The CI isolation project aims at running tests in isolated machines. It is reusing the wmflabs OpenStack system to spawn a pool of VMs. They are then consumed as Jenkins jobs are triggered.
The architecture proposed ( overview on wiki ) comes up with two services in labs subnet each on their own hardware:
nodepool:
We will have a pool manager placed in the labs subnet and interacting with the OpenStack API to create images / spawn instances. We might later on move the Zuul scheduler server from gallium.wikimedia.org to that machine as well.
The server also be responsible for bootstrapping images. Thus it will have slight CPU/IO spikes while generating them and a network spike when pushing the resulting image to labs OpenStack.
The nodepool will needs connections to production machines ( [[ https://www.mediawiki.org/wiki/Continuous_integration/Architecture/Isolation#Security_matrix | security matrix ). Namely: Zeromq/https to gallium.wikimedia.org and mysql to one of the db10xx server and statsd UDP paquets.
zuul mergers:
A second machine will be in charge of preparing the code that will be tested. It takes the patches proposed in Gerrit and merge them on tip of the branch. The result is then retrieved by the jobs over a git-daemon.

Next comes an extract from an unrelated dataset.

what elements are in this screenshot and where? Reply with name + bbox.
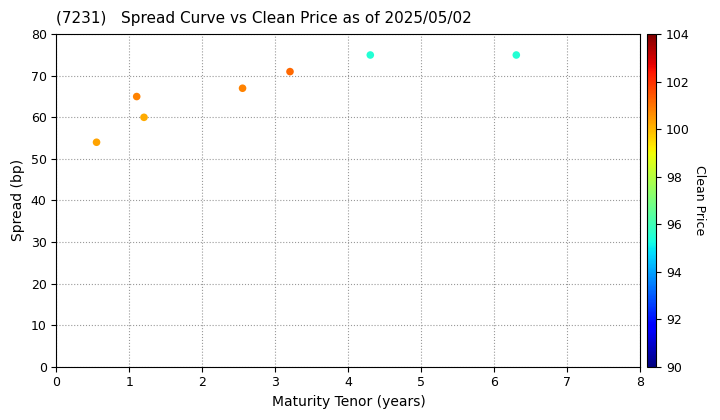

Zuul merger has a noticeable network delay (git remote update takes several seconds) when updating the repos, so we will have two zuul-merger instances running in parallel. Since git is heavily file based, each instance will act on its own SSD. No need for raid, in case of hardware failure the data will be repopulated from Gerrit and we can run with a single instance.
The zuul-mergers will each establish a Gearman connection to gallium.wikimedia.org ( [[ https://www.mediawiki.org/wiki/Continuous_integration/Architecture/Isolation#Security_matrix | security matrix ) and statsd UDP paquets.
Labs Project Tested: NodePool hasn't been tested yet. Needs access to an OpenStack API. zuul-merger has been in prod for a while on gallium.wikimedia.org
Site/Location: eqiad in lab subnet
Number of systems: 2
Service: Continuous Integration
Internal/External IP Address: internal IP in labs subnet
VLAN: _____
Nodepool
Upstream has a 8GB instance monitored via cacti: overview, CPU usage, Memory usage
Processor Requirements: 4 cores
Memory: 4GB
Disks: a few GB not much is needed.
NIC(s): 1
Partitioning Scheme: LVM. A partition for /var
Other Requirements:
Zuul merger
It is merely doing git merges which are potentially disk I/O intensive and suffer from disk and network latency.
Processor Requirements: 2 cores, git operations are not that much CPU intensive
Memory: 2GB
Disks: for the zuul-merger two 32+GB SSD. Actual consumption is just 7GB!
NIC(s): 1
Partitioning Scheme: LVM. Each SSD as one big partition mounted under /srv/ssd1 and /srv/ssd2. No RAID needed for the SSD.
Other Requirements: